Ярмарки не видно, воскресенья нужно
Ждать еще, а праздник всё еще далеко.
Только за корчмою собралась здесь дружно
Молодежь селения — деревцо глубоко
Посреди лужайки в землю закопала,
Целый стог сухого лозняка скосила,
Старыми лаптями плотно обложила,
Чтоб повеселиться, как придет Купала.
Иван-день подходит! — так и ксендз вам скажет,
А пока с работы пусть мужик приляжет,
Пускай на полатях часик отдохнет.
Праздновать Купалу нас отцы учили.
Вот уж на лужайке огни запалили,
Дружно мы закусим тем, что бог пошлет.
«Давай нам, хозяйка, скорей поросенка,
Принеси из клети пирожок, девчонка,
Не забудь шинкарке пятачок отдать,
Чтобы нацедила нам горелки пляху,
А пойдешь обратно, позови и сваху,
Чтобы шла Купалу на село встречать!» —
            Так старенький Апанас
            Говорил Купалы ради,
            А Кулина в добрый час
            Жарит, варит — и оладьи
            У старухи, у молодки
            Знай летят со сковородки.
            Янка — шустрый паренек,
            Апанасу он внучок —
            Притащил пирог из клети, —
            Помогают бабе дети.
            Молоденькая Агатка,
            Как малина, ладна, гладка,
            Волос щеткой причесала,
            Свой платочек повязала,
            Безрукавочку надела
            И к корчмарке полетела.
            По дороге, за горой,
            Утомилась, знать, бедняжка.
            Белой девичьей рукой
            Грудь прикрыла — сердцу тяжко.

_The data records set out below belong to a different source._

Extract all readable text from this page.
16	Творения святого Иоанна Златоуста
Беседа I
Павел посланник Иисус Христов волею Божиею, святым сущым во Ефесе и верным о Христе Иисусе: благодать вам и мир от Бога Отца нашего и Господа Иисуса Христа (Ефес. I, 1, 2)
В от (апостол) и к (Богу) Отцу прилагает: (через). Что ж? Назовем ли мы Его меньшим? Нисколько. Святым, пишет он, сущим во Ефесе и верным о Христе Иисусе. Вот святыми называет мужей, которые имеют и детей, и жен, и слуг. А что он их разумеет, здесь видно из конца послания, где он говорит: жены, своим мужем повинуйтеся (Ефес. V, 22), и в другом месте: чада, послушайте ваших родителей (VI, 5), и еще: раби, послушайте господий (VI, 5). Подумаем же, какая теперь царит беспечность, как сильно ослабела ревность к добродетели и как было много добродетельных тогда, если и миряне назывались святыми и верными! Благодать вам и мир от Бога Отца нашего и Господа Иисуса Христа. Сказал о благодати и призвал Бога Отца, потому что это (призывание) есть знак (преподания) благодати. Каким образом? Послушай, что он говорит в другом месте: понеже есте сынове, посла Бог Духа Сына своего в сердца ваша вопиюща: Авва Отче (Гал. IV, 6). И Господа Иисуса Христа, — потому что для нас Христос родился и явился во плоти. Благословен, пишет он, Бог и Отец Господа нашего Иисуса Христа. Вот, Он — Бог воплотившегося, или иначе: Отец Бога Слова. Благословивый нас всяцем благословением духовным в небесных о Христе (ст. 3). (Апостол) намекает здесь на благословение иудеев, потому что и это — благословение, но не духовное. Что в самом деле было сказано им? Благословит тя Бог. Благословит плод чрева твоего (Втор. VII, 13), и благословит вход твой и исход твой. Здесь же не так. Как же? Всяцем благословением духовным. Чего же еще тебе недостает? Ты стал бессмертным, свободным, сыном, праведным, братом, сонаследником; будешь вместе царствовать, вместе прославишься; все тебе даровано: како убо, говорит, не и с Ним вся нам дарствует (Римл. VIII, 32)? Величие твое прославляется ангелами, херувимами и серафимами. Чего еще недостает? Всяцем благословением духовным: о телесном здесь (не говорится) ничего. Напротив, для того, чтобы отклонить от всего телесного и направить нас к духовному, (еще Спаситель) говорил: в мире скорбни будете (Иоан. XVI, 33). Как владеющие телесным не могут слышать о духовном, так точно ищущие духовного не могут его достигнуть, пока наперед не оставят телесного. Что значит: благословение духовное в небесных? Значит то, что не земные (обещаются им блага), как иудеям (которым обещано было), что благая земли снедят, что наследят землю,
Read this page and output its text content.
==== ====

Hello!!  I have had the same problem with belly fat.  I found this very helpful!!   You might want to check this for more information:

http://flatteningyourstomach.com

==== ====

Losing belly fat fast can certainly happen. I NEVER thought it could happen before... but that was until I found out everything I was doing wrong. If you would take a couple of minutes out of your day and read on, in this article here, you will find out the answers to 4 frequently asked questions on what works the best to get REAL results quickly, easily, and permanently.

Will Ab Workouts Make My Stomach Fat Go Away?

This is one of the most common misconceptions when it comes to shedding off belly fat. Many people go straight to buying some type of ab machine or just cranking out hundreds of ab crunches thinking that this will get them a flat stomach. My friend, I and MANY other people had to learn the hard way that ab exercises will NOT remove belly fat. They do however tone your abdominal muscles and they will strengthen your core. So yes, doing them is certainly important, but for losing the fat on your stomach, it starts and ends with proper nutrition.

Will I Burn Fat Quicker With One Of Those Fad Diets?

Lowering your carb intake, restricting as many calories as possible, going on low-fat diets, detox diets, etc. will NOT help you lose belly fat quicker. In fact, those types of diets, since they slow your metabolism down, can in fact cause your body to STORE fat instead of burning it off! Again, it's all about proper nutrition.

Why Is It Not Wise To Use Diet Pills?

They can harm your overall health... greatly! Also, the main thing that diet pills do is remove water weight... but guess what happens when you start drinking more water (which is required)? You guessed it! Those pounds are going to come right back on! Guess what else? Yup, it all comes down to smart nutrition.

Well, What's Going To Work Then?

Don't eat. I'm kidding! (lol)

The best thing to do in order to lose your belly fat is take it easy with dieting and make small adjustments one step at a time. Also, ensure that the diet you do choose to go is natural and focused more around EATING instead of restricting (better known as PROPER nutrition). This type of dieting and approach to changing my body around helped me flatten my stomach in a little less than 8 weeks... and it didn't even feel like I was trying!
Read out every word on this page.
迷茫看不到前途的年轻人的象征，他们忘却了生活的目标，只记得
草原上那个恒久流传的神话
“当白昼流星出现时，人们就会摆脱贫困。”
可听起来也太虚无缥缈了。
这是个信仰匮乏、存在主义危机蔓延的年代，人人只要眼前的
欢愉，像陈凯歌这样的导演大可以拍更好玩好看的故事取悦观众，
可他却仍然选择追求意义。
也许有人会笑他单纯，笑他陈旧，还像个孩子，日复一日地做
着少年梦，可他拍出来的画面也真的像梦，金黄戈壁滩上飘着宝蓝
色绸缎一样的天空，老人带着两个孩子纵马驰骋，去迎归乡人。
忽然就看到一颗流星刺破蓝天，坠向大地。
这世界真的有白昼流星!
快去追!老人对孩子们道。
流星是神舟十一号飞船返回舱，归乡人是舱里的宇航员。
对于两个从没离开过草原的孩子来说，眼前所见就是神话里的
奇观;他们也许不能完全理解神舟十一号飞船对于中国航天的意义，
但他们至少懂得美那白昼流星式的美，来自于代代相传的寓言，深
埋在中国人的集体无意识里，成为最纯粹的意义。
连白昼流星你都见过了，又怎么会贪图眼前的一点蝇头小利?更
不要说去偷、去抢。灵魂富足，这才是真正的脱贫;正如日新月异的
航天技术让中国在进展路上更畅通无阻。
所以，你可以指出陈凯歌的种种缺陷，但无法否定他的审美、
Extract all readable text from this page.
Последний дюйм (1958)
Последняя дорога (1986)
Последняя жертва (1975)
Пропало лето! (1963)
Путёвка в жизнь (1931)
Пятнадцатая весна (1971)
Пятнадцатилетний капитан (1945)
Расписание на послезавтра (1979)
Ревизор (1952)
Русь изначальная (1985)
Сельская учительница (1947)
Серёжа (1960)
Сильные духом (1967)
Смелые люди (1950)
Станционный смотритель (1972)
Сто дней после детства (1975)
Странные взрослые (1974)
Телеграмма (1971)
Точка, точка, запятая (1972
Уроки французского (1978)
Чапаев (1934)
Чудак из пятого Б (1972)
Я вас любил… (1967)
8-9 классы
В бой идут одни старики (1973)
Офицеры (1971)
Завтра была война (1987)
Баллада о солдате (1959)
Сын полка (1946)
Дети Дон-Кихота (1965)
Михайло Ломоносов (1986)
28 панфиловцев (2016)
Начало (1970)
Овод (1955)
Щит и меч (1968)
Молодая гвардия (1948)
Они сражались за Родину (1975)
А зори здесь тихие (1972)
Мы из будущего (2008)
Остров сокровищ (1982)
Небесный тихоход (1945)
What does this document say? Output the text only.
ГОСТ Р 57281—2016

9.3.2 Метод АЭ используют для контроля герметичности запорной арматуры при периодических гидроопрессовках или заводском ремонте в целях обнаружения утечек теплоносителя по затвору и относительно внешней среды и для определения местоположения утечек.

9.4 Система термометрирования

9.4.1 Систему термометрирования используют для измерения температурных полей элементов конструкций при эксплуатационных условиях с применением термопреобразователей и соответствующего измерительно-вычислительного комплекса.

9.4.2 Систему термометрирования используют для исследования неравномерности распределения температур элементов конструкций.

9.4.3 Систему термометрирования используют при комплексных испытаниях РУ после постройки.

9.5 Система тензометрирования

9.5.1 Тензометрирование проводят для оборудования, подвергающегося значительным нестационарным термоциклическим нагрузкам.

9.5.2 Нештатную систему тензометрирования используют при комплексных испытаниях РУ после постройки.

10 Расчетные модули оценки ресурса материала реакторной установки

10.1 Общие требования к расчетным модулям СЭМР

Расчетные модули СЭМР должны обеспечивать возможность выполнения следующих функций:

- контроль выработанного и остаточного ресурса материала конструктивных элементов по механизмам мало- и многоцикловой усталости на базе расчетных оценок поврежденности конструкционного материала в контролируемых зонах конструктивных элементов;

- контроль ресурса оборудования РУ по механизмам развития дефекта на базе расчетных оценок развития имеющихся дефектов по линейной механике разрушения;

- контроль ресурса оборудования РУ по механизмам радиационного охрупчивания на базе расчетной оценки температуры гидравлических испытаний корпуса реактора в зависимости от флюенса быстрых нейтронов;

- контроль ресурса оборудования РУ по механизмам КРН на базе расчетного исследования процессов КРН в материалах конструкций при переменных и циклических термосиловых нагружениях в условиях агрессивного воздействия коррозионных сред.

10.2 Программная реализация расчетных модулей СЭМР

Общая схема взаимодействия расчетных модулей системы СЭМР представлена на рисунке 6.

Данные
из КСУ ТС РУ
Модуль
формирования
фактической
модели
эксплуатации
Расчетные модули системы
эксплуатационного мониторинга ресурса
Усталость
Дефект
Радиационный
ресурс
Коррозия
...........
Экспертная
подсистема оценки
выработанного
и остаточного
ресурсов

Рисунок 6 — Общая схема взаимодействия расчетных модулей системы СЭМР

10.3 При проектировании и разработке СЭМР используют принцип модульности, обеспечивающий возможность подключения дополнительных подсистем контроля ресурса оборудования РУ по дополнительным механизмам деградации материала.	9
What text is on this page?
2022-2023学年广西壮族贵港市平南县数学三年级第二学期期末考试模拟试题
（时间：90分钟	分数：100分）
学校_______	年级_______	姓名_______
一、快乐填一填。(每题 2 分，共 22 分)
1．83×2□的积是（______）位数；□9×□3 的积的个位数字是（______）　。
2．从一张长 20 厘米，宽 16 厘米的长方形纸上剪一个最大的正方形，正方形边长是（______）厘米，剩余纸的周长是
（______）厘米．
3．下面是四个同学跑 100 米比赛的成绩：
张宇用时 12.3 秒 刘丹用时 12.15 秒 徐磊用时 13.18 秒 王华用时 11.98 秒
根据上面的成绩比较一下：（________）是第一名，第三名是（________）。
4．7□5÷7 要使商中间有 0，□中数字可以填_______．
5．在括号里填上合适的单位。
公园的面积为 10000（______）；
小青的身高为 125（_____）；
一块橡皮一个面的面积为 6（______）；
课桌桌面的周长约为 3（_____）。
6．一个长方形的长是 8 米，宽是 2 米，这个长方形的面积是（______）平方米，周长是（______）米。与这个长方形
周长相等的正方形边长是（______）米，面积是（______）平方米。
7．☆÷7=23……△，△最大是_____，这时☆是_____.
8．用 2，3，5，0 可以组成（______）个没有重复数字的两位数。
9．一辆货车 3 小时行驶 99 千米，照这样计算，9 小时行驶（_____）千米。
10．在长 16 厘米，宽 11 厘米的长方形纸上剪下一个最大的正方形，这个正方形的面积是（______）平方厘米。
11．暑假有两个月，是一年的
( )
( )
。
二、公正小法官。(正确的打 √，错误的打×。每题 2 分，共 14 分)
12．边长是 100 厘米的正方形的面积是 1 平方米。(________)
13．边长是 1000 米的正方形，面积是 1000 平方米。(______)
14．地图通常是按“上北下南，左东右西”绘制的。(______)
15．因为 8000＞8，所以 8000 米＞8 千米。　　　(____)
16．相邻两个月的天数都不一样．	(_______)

            Стало ей тревожно вдруг,
            Озирается вокруг.
Рос густой орешник там неподалеку,
В зарослях нежданно лист заколыхался,
И тогда вздохнула бедная глубоко:
Парень перед нею стройный показался
В зеленой сермяжке панского покроя,
Воротник обтянут бархатной тесьмою,
Серенькая смушка шапку окаймляет,
А платочек шейный красками играет.
Быстро огляделся зорким синим оком
И по-лисьи хитрым, воровским подскоком
Прямо к ней, к Агатке. Девка покраснела,
Пот прошиб бедняжку, сердце обомлело.
«Сизая голубка! Милая Агатка!
Что ж, моя родная, радость-ненаглядка,
Ты так запоздала? Долго ждал тебя я.
Сторожил ли батька? Или матка злая?»
— «Нет, мой батька добрый, мать еще добрее,
Не обидят дочку, всех я им милее.
Бог хранит девчину да добрые люди.
Так они твердят мне: бог судить нас будет,
Дочек непокорных строго он карает.
Так и ксендз в костеле народ поучает».
— «Что с тобой сегодня? Расскажи, в чем дело?
Или ты, голубка, сердцем охладела?
Иль моей любовью ты гнушаться стала?
Иль вмешался Савка, хам, каких здесь мало?»
— «Грех вам так над Савкой, паныч, издеваться!
Бедняку с тоскою, паныч, не расстаться!
Бродит он за мною, тяжко горе носит,
Чтоб к венцу с ним стала, на коленях просит.
Если бы, паныч, я вас не полюбила,
С ним была б счастливой, с горя б не тужила.
Надо ж! — в час недобрый паныч навязался,
В бедное сердечко невесть как забрался!
Забыла я Савку, забыла и бога,
На душу, как камень, налегла тревога:
Паныч меня сгубит, клясть селяне станут,
Трудно на свет божий мне от срама глянуть».
— «Чтоб тебя сгубил я, любить перестал?
Тебя обесславил? Горе навязал?
Нет, уж так не будет. Бог мне в том порукой!
За обман жестокий он карает мукой.
Знаешь, как, голубка, надо поступить,
Чтоб нас злые люди не могли судить?
Выходи за Савку — станешь молодица,
Тогда злые сплетни — только небылица.
Мы любить друг друга так же дальше будем,
Станем жить счастливо, на завидки людям!»
            Как она узнала о такой науке,
            Тотчас, как осинка, вся затрепетала,
            И вздохнула тяжко, заломивши руки,
            Горькими слезами заливаться стала.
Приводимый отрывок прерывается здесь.